What Triggers Hormone Release Beyond Food
Glucose is the primary trigger for insulin secretion, but it isn’t the only one. Amino acids from protein digestion stimulate both insulin and glucagon release. Fatty acids in the blood also influence glucagon secretion. The autonomic nervous system, the part of your nervous system that operates without conscious thought, sends signals directly to islet cells and can ramp hormone release up or down based on stress, sleep, and physical activity. Gut hormones called incretins, released by the intestinal lining when food arrives, amplify insulin secretion after meals, which is why swallowed glucose triggers more insulin than the same amount injected into a vein.
Amylin and Pancreatic Polypeptide
Beyond the big two hormones, the pancreas produces several others with meaningful metabolic effects. Amylin is co-secreted with insulin from beta cells after meals. Its primary jobs are slowing stomach emptying, reducing meal size by signaling fullness to the brain, and suppressing glucagon so the liver doesn’t dump extra glucose when it isn’t needed.
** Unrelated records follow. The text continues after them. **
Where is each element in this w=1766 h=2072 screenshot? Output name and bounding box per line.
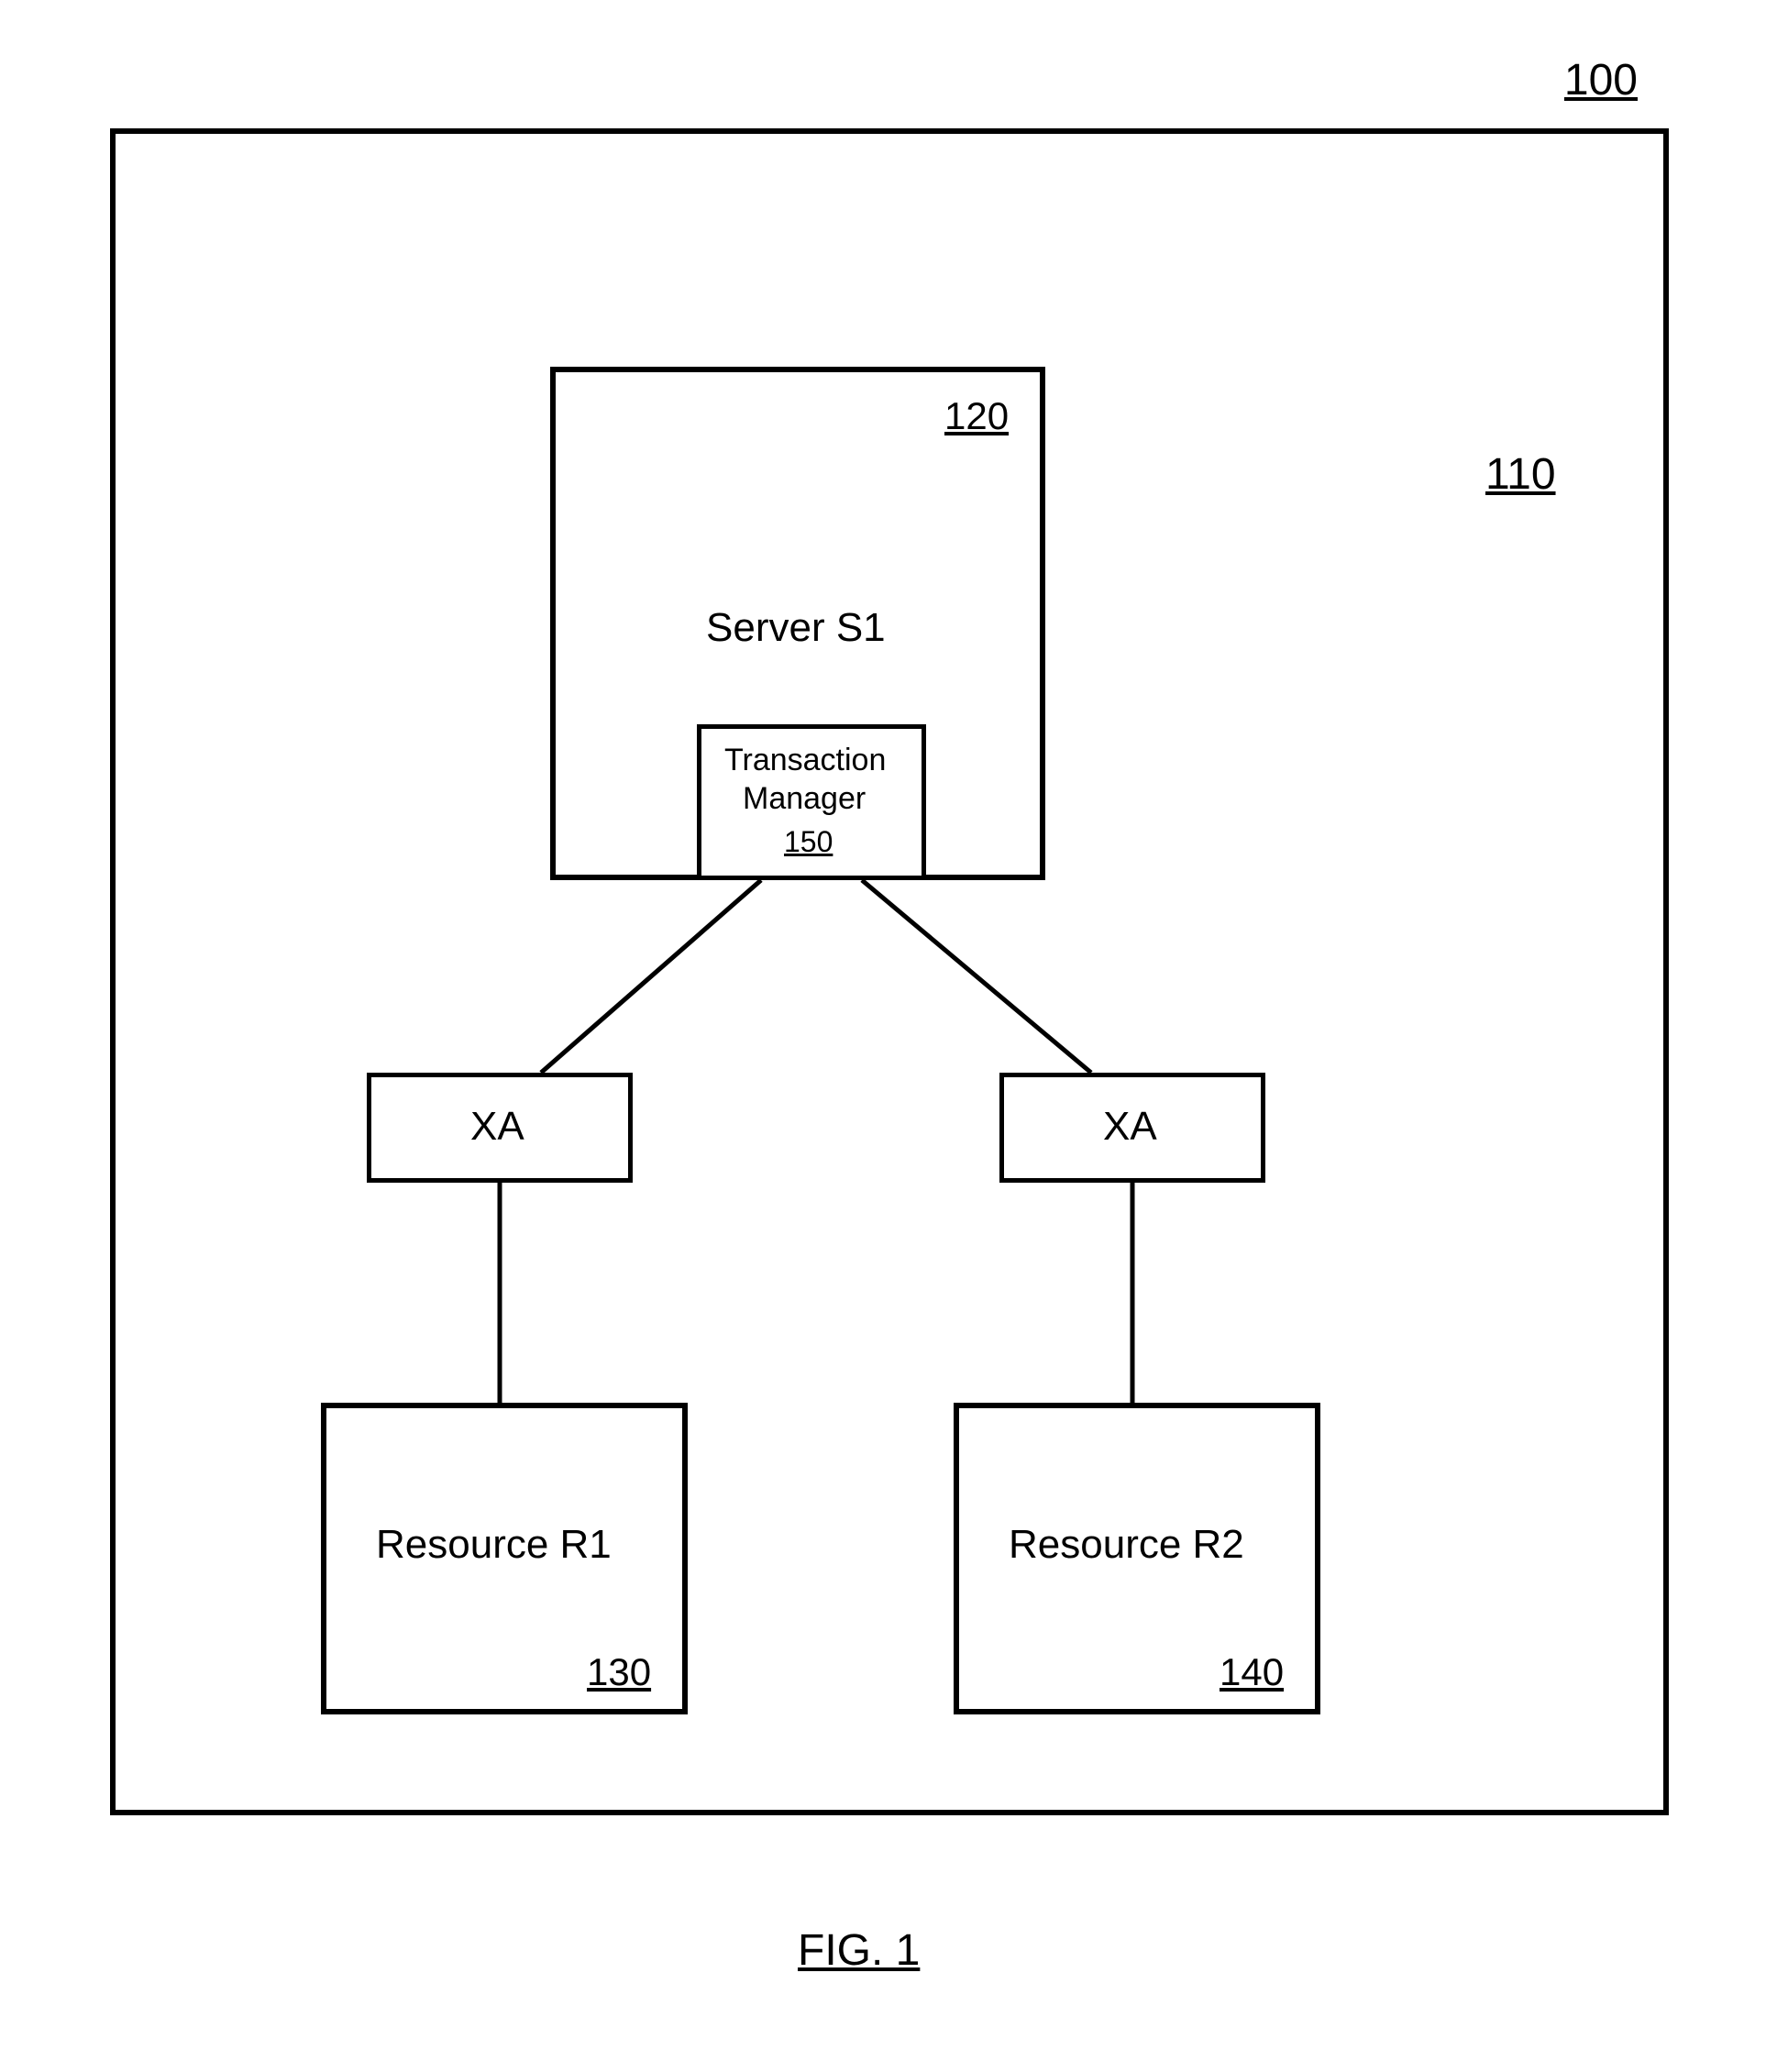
ref-110: 110 xyxy=(1485,449,1556,500)
xa-left-label: XA xyxy=(470,1104,524,1150)
resource-r2-label: Resource R2 xyxy=(1009,1522,1244,1568)
ref-140: 140 xyxy=(1220,1650,1284,1694)
server-label: Server S1 xyxy=(706,605,886,651)
ref-120: 120 xyxy=(944,394,1009,438)
resource-r1-label: Resource R1 xyxy=(376,1522,612,1568)
xa-right-label: XA xyxy=(1103,1104,1157,1150)
diagram-canvas: 100 110 120 Server S1 Transaction Manage… xyxy=(0,0,1766,2072)
ref-150: 150 xyxy=(784,825,833,859)
tm-label-line1: Transaction xyxy=(724,743,886,778)
ref-100: 100 xyxy=(1564,55,1638,105)
tm-label-line2: Manager xyxy=(743,781,866,817)
ref-130: 130 xyxy=(587,1650,651,1694)
figure-caption: FIG. 1 xyxy=(798,1925,920,1976)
Amylin also amplifies other satiety signals traveling from the gut to the brain, making you feel full sooner. There is evidence that amylin acts as a longer-term signal influencing body weight, not just individual meal size.
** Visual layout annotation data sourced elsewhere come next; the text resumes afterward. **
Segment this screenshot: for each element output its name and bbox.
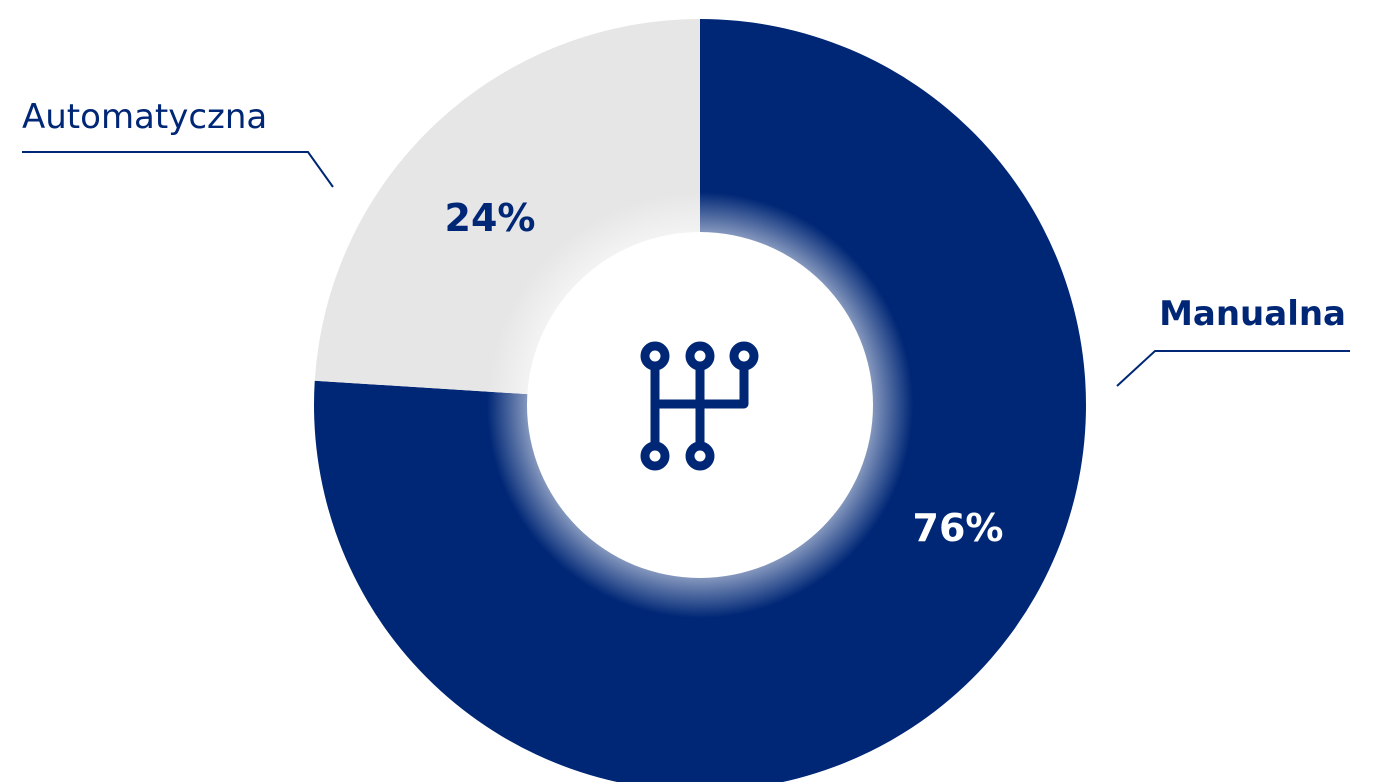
leader-line-manualna	[1116, 350, 1350, 387]
category-label-automatyczna: Automatyczna	[22, 97, 267, 137]
leader-line-automatyczna	[22, 151, 334, 188]
value-label-manualna: 76%	[913, 506, 1004, 550]
category-label-manualna: Manualna	[1159, 294, 1346, 334]
value-label-automatyczna: 24%	[445, 196, 536, 240]
gear-shift-icon	[640, 341, 759, 471]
Pancreatic polypeptide, released by F cells, modulates how quickly the stomach moves food along and how much digestive enzyme the pancreas produces through its exocrine function. It also reduces food intake when circulating at higher levels. Much of this effect works through the vagus nerve, the major communication line between the gut and the brain.
What Happens When Endocrine Function Fails
The most common consequence of endocrine pancreatic failure is diabetes. The two major types involve different breakdowns in the system.
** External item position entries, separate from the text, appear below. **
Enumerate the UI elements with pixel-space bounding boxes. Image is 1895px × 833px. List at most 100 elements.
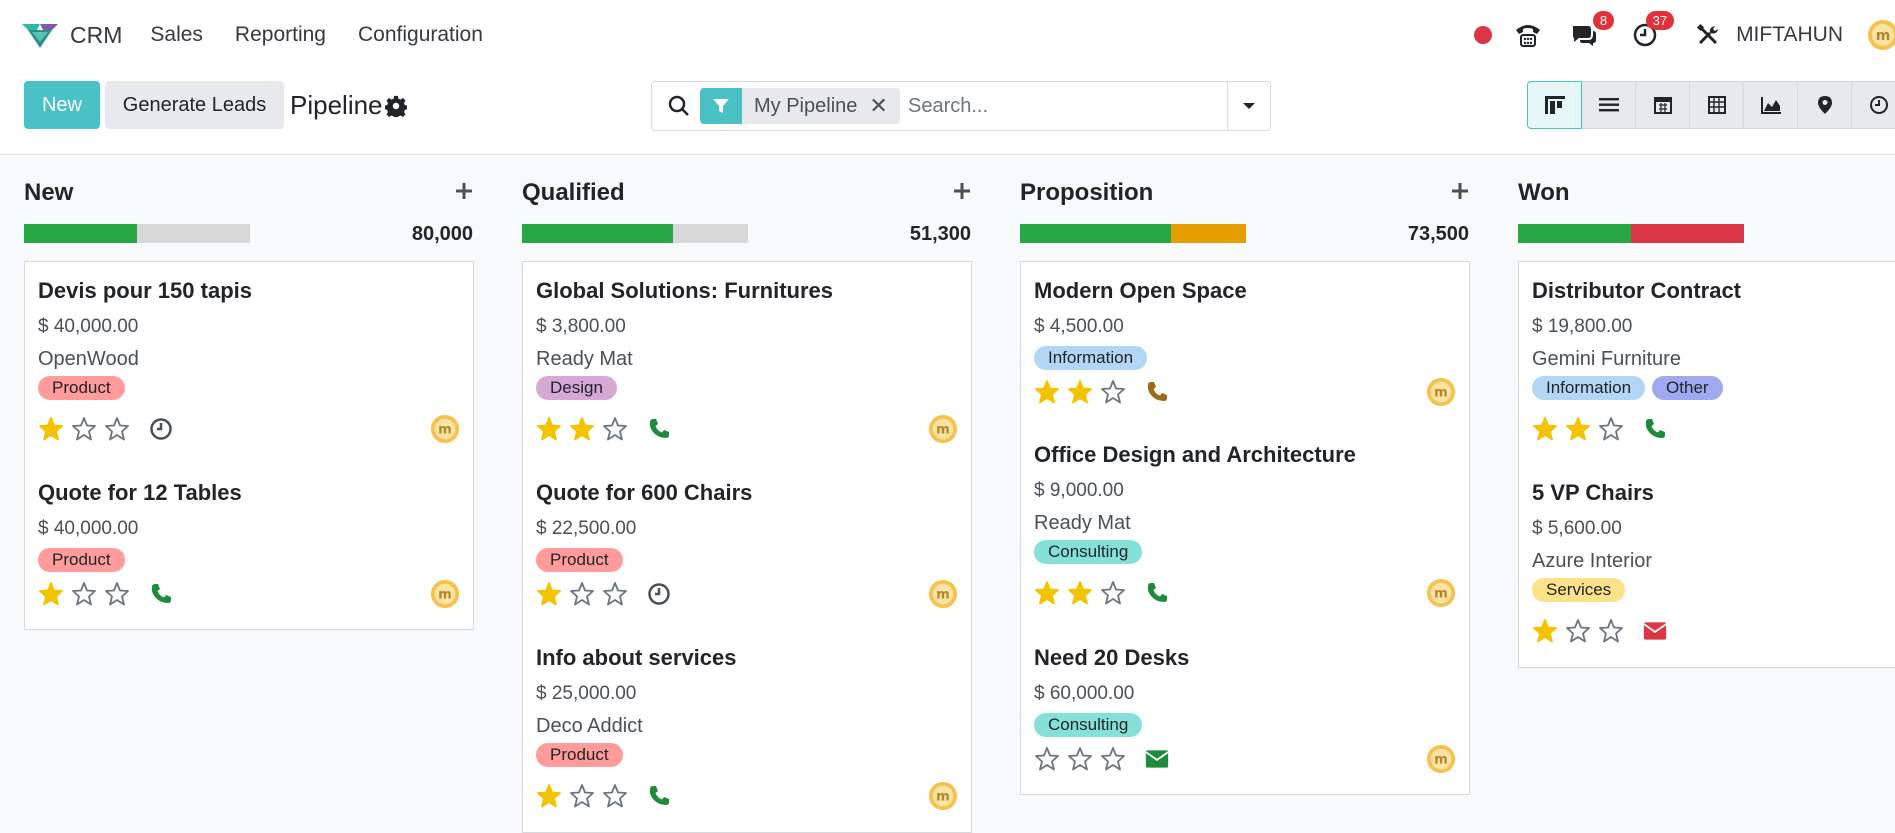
filter-icon bbox=[700, 88, 742, 124]
kanban-card[interactable]: 5 VP Chairs $ 5,600.00 Azure Interior Servi… bbox=[1518, 464, 1895, 668]
star-filled-icon[interactable] bbox=[1034, 379, 1060, 405]
card-assignee-avatar[interactable]: m bbox=[430, 414, 460, 444]
star-empty-icon[interactable] bbox=[569, 581, 595, 607]
star-empty-icon[interactable] bbox=[1100, 746, 1126, 772]
generate-leads-button[interactable]: Generate Leads bbox=[105, 81, 284, 129]
gear-icon[interactable] bbox=[385, 95, 407, 117]
calendar-view-icon bbox=[1653, 97, 1672, 114]
star-empty-icon[interactable] bbox=[569, 783, 595, 809]
map-view-button[interactable] bbox=[1798, 81, 1852, 129]
kanban-card[interactable]: Info about services $ 25,000.00 Deco Addic… bbox=[522, 629, 972, 833]
pivot-view-button[interactable] bbox=[1690, 81, 1744, 129]
app-brand[interactable]: CRM bbox=[20, 20, 122, 50]
star-empty-icon[interactable] bbox=[1598, 416, 1624, 442]
star-empty-icon[interactable] bbox=[1067, 746, 1093, 772]
search-options-toggle[interactable] bbox=[1227, 82, 1270, 130]
star-filled-icon[interactable] bbox=[536, 581, 562, 607]
star-filled-icon[interactable] bbox=[536, 783, 562, 809]
menu-reporting[interactable]: Reporting bbox=[234, 23, 326, 46]
menu-sales[interactable]: Sales bbox=[150, 23, 203, 46]
star-empty-icon[interactable] bbox=[1598, 618, 1624, 644]
star-filled-icon[interactable] bbox=[569, 416, 595, 442]
activity-view-button[interactable] bbox=[1852, 81, 1895, 129]
column-progress-bar[interactable] bbox=[522, 224, 748, 243]
phone-icon[interactable] bbox=[647, 784, 671, 808]
star-filled-icon[interactable] bbox=[1067, 379, 1093, 405]
voip-phone-icon bbox=[1516, 25, 1541, 47]
add-card-icon[interactable] bbox=[952, 181, 972, 201]
card-footer bbox=[1532, 618, 1667, 644]
clock-icon[interactable] bbox=[647, 582, 671, 606]
phone-icon[interactable] bbox=[1643, 417, 1667, 441]
star-empty-icon[interactable] bbox=[71, 416, 97, 442]
phone-systray[interactable] bbox=[1514, 22, 1542, 48]
star-filled-icon[interactable] bbox=[536, 416, 562, 442]
star-empty-icon[interactable] bbox=[104, 416, 130, 442]
new-button[interactable]: New bbox=[24, 81, 100, 129]
star-empty-icon[interactable] bbox=[602, 581, 628, 607]
graph-view-button[interactable] bbox=[1744, 81, 1798, 129]
star-filled-icon[interactable] bbox=[1565, 416, 1591, 442]
card-title: Devis pour 150 tapis bbox=[38, 278, 252, 303]
svg-text:m: m bbox=[1434, 587, 1448, 602]
user-avatar[interactable]: m bbox=[1867, 19, 1895, 51]
tools-menu[interactable] bbox=[1696, 23, 1720, 47]
list-view-button[interactable] bbox=[1582, 81, 1636, 129]
menu-configuration[interactable]: Configuration bbox=[357, 23, 483, 46]
card-assignee-avatar[interactable]: m bbox=[1426, 377, 1456, 407]
kanban-view-button[interactable] bbox=[1527, 81, 1582, 129]
facet-remove-icon[interactable]: ✕ bbox=[869, 93, 888, 118]
add-card-icon[interactable] bbox=[1450, 181, 1470, 201]
column-progress-bar[interactable] bbox=[1518, 224, 1744, 243]
messaging-menu[interactable]: 8 bbox=[1570, 11, 1615, 48]
card-assignee-avatar[interactable]: m bbox=[928, 781, 958, 811]
search-icon[interactable] bbox=[668, 95, 690, 117]
phone-icon[interactable] bbox=[1145, 581, 1169, 605]
search-input[interactable] bbox=[906, 90, 1210, 122]
kanban-card[interactable]: Office Design and Architecture $ 9,000.00… bbox=[1020, 426, 1470, 630]
star-empty-icon[interactable] bbox=[1034, 746, 1060, 772]
card-assignee-avatar[interactable]: m bbox=[430, 579, 460, 609]
add-card-icon[interactable] bbox=[454, 181, 474, 201]
record-dot-icon bbox=[1474, 26, 1493, 44]
kanban-card[interactable]: Global Solutions: Furnitures $ 3,800.00 Re… bbox=[522, 261, 972, 466]
star-filled-icon[interactable] bbox=[38, 416, 64, 442]
card-assignee-avatar[interactable]: m bbox=[1426, 744, 1456, 774]
card-assignee-avatar[interactable]: m bbox=[928, 414, 958, 444]
star-filled-icon[interactable] bbox=[38, 581, 64, 607]
star-filled-icon[interactable] bbox=[1532, 618, 1558, 644]
star-filled-icon[interactable] bbox=[1034, 580, 1060, 606]
calendar-view-button[interactable] bbox=[1636, 81, 1690, 129]
star-empty-icon[interactable] bbox=[602, 783, 628, 809]
star-empty-icon[interactable] bbox=[602, 416, 628, 442]
card-company: Azure Interior bbox=[1532, 550, 1653, 572]
kanban-card[interactable]: Distributor Contract $ 19,800.00 Gemini Fu… bbox=[1518, 261, 1895, 466]
star-filled-icon[interactable] bbox=[1532, 416, 1558, 442]
card-assignee-avatar[interactable]: m bbox=[1426, 578, 1456, 608]
kanban-card[interactable]: Quote for 12 Tables $ 40,000.00 Product m bbox=[24, 464, 474, 630]
star-empty-icon[interactable] bbox=[1565, 618, 1591, 644]
kanban-card[interactable]: Quote for 600 Chairs $ 22,500.00 Product m bbox=[522, 464, 972, 630]
star-empty-icon[interactable] bbox=[71, 581, 97, 607]
clock-icon[interactable] bbox=[149, 417, 173, 441]
envelope-icon[interactable] bbox=[1643, 619, 1667, 643]
kanban-card[interactable]: Devis pour 150 tapis $ 40,000.00 OpenWood P… bbox=[24, 261, 474, 466]
star-empty-icon[interactable] bbox=[104, 581, 130, 607]
chat-bubbles-icon bbox=[1573, 26, 1597, 46]
activity-menu[interactable]: 37 bbox=[1632, 11, 1675, 48]
kanban-card[interactable]: Need 20 Desks $ 60,000.00 Consulting m bbox=[1020, 629, 1470, 795]
phone-icon[interactable] bbox=[1145, 380, 1169, 404]
kanban-card[interactable]: Modern Open Space $ 4,500.00 Information m bbox=[1020, 261, 1470, 428]
column-progress-bar[interactable] bbox=[24, 224, 250, 243]
envelope-icon[interactable] bbox=[1145, 747, 1169, 771]
phone-icon[interactable] bbox=[647, 417, 671, 441]
user-name[interactable]: MIFTAHUN bbox=[1736, 23, 1843, 46]
card-assignee-avatar[interactable]: m bbox=[928, 579, 958, 609]
star-empty-icon[interactable] bbox=[1100, 379, 1126, 405]
phone-icon[interactable] bbox=[149, 582, 173, 606]
star-empty-icon[interactable] bbox=[1100, 580, 1126, 606]
star-filled-icon[interactable] bbox=[1067, 580, 1093, 606]
record-button[interactable] bbox=[1474, 26, 1493, 44]
column-progress-bar[interactable] bbox=[1020, 224, 1246, 243]
filter-facet: My Pipeline ✕ bbox=[700, 88, 900, 124]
In type 1 diabetes, the immune system attacks and destroys beta cells. The body produces antibodies against multiple components of the islet cells, and over time, insulin production drops to near zero. Because the destruction is autoimmune, it typically begins in childhood or young adulthood and requires external insulin replacement from diagnosis onward. Without beta cells, amylin production is also lost, which contributes to the blood sugar swings and appetite changes seen in type 1 diabetes.
In type 2 diabetes, the problem starts with insulin resistance. Muscle, liver, and fat tissue stop responding normally to insulin, so the pancreas compensates by producing more. Over years, this overwork can exhaust beta cells, and insulin production eventually declines. The resistance can be observed across multiple tissues simultaneously, and the condition often progresses gradually from prediabetes (fasting blood sugar between 100 and 125 mg/dL) to full diabetes.
An A1C blood test, which reflects your average blood sugar over two to three months, is one of the standard tools for diagnosis. Normal is below 5.7%, prediabetes falls between 5.7% and 6.4%, and diabetes is diagnosed at 6.5% or higher.
How Endocrine Pancreatic Function Is Monitored
For people with diabetes, continuous glucose monitors have changed how endocrine pancreatic dysfunction is tracked day to day. Rather than relying on occasional finger-stick readings, these small sensors measure glucose levels every few minutes and report how much of the day falls within a target range. The international consensus target for adults with type 1 or type 2 diabetes is spending more than 70% of the day (roughly 17 hours) with blood sugar between 70 and 180 mg/dL. For older adults or those at higher risk of low blood sugar, the target drops to 50% or more. Each additional 5% of time spent in range is associated with meaningful health benefits, making even small improvements clinically significant.
These monitoring tools effectively give a real-time window into how well the endocrine pancreas, or its pharmaceutical replacements, is performing its core job of keeping blood sugar stable.